NON SCHERZIAMO, DAI

berlusconi quirinale

Da qualche settimana, in misura crescente, non si fa che parlare di Berlusconi possibile nuovo Presidente della Repubblica. Candidatura che, come da tradizione, inizialmente era stata lanciata quasi per provocazione, ma a forza di ripeterla è diventata un qualcosa su cui fare delle scommesse, e adesso addirittura c’è chi è sceso in piazza per contestarla (come il Popolo Viola che dopo dieci anni è tornato ad esistere proprio per l’occasione), così tanto sembra essere un’ipotesi concreta.
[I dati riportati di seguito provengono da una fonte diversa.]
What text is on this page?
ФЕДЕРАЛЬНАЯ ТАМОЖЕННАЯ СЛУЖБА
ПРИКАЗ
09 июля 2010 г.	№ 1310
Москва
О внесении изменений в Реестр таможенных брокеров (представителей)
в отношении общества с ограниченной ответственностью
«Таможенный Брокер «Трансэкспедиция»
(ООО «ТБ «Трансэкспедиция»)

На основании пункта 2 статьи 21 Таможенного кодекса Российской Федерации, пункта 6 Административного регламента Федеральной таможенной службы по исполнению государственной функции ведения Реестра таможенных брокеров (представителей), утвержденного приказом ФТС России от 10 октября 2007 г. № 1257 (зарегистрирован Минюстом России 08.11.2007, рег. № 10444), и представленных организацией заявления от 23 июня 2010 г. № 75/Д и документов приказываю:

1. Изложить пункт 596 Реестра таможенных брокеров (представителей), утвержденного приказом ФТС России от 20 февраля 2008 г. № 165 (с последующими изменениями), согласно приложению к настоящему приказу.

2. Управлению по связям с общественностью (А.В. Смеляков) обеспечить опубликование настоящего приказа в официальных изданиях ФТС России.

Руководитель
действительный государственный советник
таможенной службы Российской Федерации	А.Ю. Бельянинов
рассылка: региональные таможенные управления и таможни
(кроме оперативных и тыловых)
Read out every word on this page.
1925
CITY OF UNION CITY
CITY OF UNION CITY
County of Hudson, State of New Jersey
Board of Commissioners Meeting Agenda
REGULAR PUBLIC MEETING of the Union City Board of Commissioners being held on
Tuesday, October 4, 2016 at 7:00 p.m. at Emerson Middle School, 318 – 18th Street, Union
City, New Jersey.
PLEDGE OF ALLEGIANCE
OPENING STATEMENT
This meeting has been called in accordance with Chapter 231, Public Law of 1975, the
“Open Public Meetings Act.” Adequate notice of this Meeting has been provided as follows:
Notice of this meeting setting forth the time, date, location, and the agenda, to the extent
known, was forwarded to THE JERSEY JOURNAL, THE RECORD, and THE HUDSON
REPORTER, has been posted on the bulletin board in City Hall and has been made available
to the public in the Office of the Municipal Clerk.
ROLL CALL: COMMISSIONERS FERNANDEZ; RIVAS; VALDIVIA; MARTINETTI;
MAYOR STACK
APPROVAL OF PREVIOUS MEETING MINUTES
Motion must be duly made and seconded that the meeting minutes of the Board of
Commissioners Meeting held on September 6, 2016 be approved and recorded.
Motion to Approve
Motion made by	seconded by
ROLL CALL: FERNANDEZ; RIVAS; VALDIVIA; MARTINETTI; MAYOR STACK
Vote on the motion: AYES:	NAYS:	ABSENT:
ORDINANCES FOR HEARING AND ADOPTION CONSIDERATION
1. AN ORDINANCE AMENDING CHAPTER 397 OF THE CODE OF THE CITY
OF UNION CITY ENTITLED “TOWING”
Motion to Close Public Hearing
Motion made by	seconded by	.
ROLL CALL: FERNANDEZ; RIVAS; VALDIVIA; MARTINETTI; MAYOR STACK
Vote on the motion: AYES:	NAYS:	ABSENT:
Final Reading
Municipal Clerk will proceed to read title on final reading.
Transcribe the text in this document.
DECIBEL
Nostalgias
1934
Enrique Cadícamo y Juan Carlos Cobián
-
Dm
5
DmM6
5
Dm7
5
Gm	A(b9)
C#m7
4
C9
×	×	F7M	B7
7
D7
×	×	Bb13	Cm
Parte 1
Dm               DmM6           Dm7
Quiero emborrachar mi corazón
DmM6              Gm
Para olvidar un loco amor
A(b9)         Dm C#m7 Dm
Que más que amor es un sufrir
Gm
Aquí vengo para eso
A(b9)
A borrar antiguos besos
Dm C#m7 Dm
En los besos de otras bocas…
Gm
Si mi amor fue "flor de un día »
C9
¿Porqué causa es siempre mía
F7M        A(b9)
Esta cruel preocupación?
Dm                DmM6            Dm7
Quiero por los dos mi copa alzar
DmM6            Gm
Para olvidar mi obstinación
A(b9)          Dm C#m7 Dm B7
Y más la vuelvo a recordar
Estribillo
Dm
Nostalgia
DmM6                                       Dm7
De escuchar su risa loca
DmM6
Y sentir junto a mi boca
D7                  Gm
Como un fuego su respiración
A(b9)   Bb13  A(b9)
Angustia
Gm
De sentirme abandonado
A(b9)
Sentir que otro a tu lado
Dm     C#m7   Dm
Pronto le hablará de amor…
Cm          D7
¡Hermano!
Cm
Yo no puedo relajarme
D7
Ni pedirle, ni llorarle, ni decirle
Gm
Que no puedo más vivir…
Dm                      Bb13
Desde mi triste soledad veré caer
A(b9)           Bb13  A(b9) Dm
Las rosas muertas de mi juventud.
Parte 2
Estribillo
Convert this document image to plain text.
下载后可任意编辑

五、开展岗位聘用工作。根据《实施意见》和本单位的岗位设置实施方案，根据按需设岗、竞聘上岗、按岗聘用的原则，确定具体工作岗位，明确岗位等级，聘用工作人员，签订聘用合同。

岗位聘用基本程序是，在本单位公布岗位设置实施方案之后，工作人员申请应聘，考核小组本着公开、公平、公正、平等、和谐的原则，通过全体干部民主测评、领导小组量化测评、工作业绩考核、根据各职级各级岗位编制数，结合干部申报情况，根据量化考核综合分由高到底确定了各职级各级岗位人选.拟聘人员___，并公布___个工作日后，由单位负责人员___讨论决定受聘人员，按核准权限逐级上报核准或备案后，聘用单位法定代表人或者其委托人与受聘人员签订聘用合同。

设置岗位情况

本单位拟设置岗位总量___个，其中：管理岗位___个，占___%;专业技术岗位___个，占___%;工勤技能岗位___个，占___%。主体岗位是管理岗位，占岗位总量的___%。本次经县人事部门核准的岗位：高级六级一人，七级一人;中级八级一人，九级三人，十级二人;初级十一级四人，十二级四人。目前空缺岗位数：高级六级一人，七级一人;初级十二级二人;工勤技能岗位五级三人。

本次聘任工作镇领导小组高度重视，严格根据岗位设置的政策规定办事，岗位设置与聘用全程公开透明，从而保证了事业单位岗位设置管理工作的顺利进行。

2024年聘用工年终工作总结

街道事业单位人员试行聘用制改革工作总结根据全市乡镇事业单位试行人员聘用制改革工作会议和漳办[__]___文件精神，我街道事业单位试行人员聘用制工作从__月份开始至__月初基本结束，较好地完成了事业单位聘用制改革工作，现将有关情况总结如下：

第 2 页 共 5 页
Tutto ciò ci ricorda che Berlusconi, prima ancora che un politico è un imprenditore, e prima ancora che un imprenditore è fondamentalmente un comunicatore. Farsi eleggere al Quirinale è sempre stata la sua ambizione più grande, soprattutto perchè gli garantirebbe una sorta di immunità istituzionale pressochè totale. Ai tempi dei suoi primi governi gli ordini del giorno erano le leggi sulle intercettazioni, quelle per sostituire i giudici, nonchè per depenalizzare il falso in bilancio o altri tipi di reati. Tutto faceva pensare che lo scopo finale fosse la soluzione alle sue beghe personali attraverso la promulgazione di leggi di carattere generale, tant’è che l’argomento principale dell’opposizione era proprio la famosa ‘legge sul conflitto di interessi’ sempre invocata e mai realizzata efficacemente.

Il danno che ha fatto Berlusconi all’Italia non è soltanto di carattere economico, dato che durante i suoi governi siamo rimasti pressoché fermi, ma anche e soprattutto di carattere sociale, culturale e politico. Il nostro Paese dopo il ventennio berlusconiano si è ritrovato improvvisamente più povero sotto tutti questi aspetti, dal depauperamento dei beni pubblici, alla mercificazione della donna, alla svalutazione dell’istruzione, fino alla sfiducia nei confronti della politica e della giustizia. Praticamente stiamo parlando di valori all’antitesi di ciò che dovrebbe andare a garantire un Presidente della Repubblica.

Non è un caso che nel recente articolo del The Economist, di cui tanto si è parlato, dove si è eletta l’Italia ‘paese dell’anno’, si sia specificato come il merito sta proprio nell’aver recuperato una situazione così compromessa come quella lasciata dall’eredità del berlusconismo. Danno che a prescindere da come la si pensi politicamente, ha coinvolto anche il centrodestra stesso. Non è un mistero infatti che in quel ventennio i partiti coalizzati attorno a questo schieramento raccogliessero una sorta di ‘Italia dei peggiori’, con dimostrabili alte percentuali di inquisiti e riciclati a vario titolo, non permettendo così al nostro Paese di avere quella destra liberale, moderna e repubblicana che sarebbe stata in linea con quanto invece di virtuoso è presente in Europa.

Se vogliamo trovare almeno un qualcosa di positivo in questa candidatura, in un periodo in cui sembra che tutti vogliano lasciarsi alla spalle le proprie responsabilità (a cominciare da Draghi che ha detto poter tranquillamente lasciare il proprio lavoro di Presidente del Consiglio a qualcun altro, e Mattarella che lo sta dicendo in tutti i modi che non farà il bis), il protagonismo di Berlusconi potrebbe essere anche apprezzabile, se non fosse che proprio per quanto detto fin qui è la persona meno indicata a ricoprire il ruolo a cui aspira. Ma conoscendo il tipo, consapevolmente dirà che non ha mai detto di volersi candidare, e come già fatto altre volte, smentirà tutto affermando che è stato solamente frainteso; essendosi così di fatto regalato qualche mese di resuscitata visibilità politica a spese soltanto della pazienza degli italiani.